Enquanto for um berço meu
Enquanto for um terço meu
Serás vida, bem vinda
Serás viva, bem viva
Em mim...[Realejo - Fernando Anitelli/ Danilo Souza]
Enquanto for um terço meu
Serás vida, bem vinda
Serás viva, bem viva
Em mim...[Realejo - Fernando Anitelli/ Danilo Souza]
Você já se encontrou com alguma prostituta francesa? Provavelmente acariciou as mãos de alguma delas. É, nem adianta me olhar com essa cara. Sempre acho engraçadas tuas comparações. Minhas unhas vermelhas te contrariam talvez por serem o retrato um tanto voraz do amor-carmim que sonho encarnar. Já pensou sentimento incolor? Tão melhor brincar de desatar arco-íris, não? Tá, é bem verdade que não costumo sair do meu tom de temperos leves. Foi assim que nossas mãos conversaram pela primeira vez, em uníssono. Caminhamos pelas linhas nelas desenhadas e ouvimos o coração bater em suas palmas. Ah, me deixa enfeitar os aconteceres! Faço isso justamente pela delícia de esperar tua reação. Ninguém mais me veste tão bem quanto você, nesse jeito de rasgar os lábios enquanto emenda bobeiras desconexas. Inevitável te bordar enquanto você ri do meu sorriso.
Tem sol nascendo nos teus olhos, e é em mim que ele se põe. Não me importo em ser céu de você, não. O que tem minha blusa? Você lembra? Na festa dos meus dezoito anos, a gente nem namorava ainda. Tinha aquelas de toques casuais pra acostumar uma pele na outra. E depois, um beijo. O primeiro. Um doce que encantava pelo desconcerto em meio às incertezas de bocas que se visitam pela primeira vez. A blusa, de presente. Tomei ela como sendo um roçagar de você em mim, nem ligando para estilos. Queria ver se você percebia. Homens nunca dão muita atenção a essas coisas, mesmo. Ei, não puxa meus cachos! Não, meus cabelos não são molas. Tenho ganas de te beliscar quando você faz isso. Tá, é verdade, gosto do jeito como você me desmonta, assim. Teu abraço é puro descaminho.
Usei a blusa no show dos Tribalistas? Não era do Teatro Mágico? Ah, não sei. Lembro do caminho de volta. Da cidade-cenário para o que parecia uma cena clichê, ao nosso redor. Chuviscou naquela noite. As pessoas fugiam das gotas enquanto a gente fazia germinar dentro em nós a semente daquela primavera que não se vê nascer. Foi nessa hora que perdi as chaves de casa, acho. Nem acredito que meus pais não notaram minha ausência naquela noite. Um conto bonito foi ficar trancada do lado de fora, com você, na varanda, enquanto o vento trazia festa madrugada adentro. Nessa noite, te contei que estava grávida. Lembro da tua cara de espanto e da gargalhada alta. Ai de você, se meus pais tivessem acordado! E eu nem falava de sexo. Aconteceu-me de ficar recheada de um lirismo convexo. Internamente, seu bobo! Ah, tenta entender. Eu possuía uma gravidade ao mesmo tempo em que vivia a falta dela. Esperança-sonho-poesia-você, fecundando-se em. Entende, agora? Você então me beijou com avidez. Um beijo que me implodiu aos poucos, enquanto perscrutava coisas de mim e entregava resquícios de você. Dormimos ali. Acordei guardada nos teus braços, quando meu pai abriu a porta, pela manhã, inaugurando uma palestra-sermão. Anunciamos ternura, com nossos olhos de olhar estrelas.

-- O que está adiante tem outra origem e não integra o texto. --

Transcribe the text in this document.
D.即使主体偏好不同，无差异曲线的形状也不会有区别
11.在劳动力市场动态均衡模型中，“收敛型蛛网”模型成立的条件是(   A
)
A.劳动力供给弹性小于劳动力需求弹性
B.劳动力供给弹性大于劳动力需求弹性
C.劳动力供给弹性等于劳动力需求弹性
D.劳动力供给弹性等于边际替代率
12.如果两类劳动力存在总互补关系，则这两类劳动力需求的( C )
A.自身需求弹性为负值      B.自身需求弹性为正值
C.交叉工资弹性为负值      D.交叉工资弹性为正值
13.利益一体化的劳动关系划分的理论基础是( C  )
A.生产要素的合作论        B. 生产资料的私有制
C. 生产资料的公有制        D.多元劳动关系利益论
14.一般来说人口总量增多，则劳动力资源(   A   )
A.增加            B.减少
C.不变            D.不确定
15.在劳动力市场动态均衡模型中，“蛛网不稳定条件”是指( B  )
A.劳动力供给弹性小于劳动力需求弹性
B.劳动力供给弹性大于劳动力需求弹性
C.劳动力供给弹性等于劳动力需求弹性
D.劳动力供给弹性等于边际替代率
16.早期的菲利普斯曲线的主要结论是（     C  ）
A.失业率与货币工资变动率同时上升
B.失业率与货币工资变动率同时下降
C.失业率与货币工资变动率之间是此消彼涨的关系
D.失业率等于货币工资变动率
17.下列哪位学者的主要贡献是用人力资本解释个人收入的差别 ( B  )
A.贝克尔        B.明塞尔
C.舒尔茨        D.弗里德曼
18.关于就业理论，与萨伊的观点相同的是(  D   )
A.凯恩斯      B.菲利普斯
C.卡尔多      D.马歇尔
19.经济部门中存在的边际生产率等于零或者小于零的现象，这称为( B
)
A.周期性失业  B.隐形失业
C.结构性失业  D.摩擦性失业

E você ainda cisma com o vermelho das minhas unhas! Cor do que é intenso, menino. Sempre-vivo. Lâmpada de uma constelação inteira. Cor de mim, hoje. Sorrindo teu olhar. E grávida de um sentimento impressentido, como uma nova primavera. Coisa mais linda, para ser história de futuro. Um fruto. Um furto. Você, pra mim.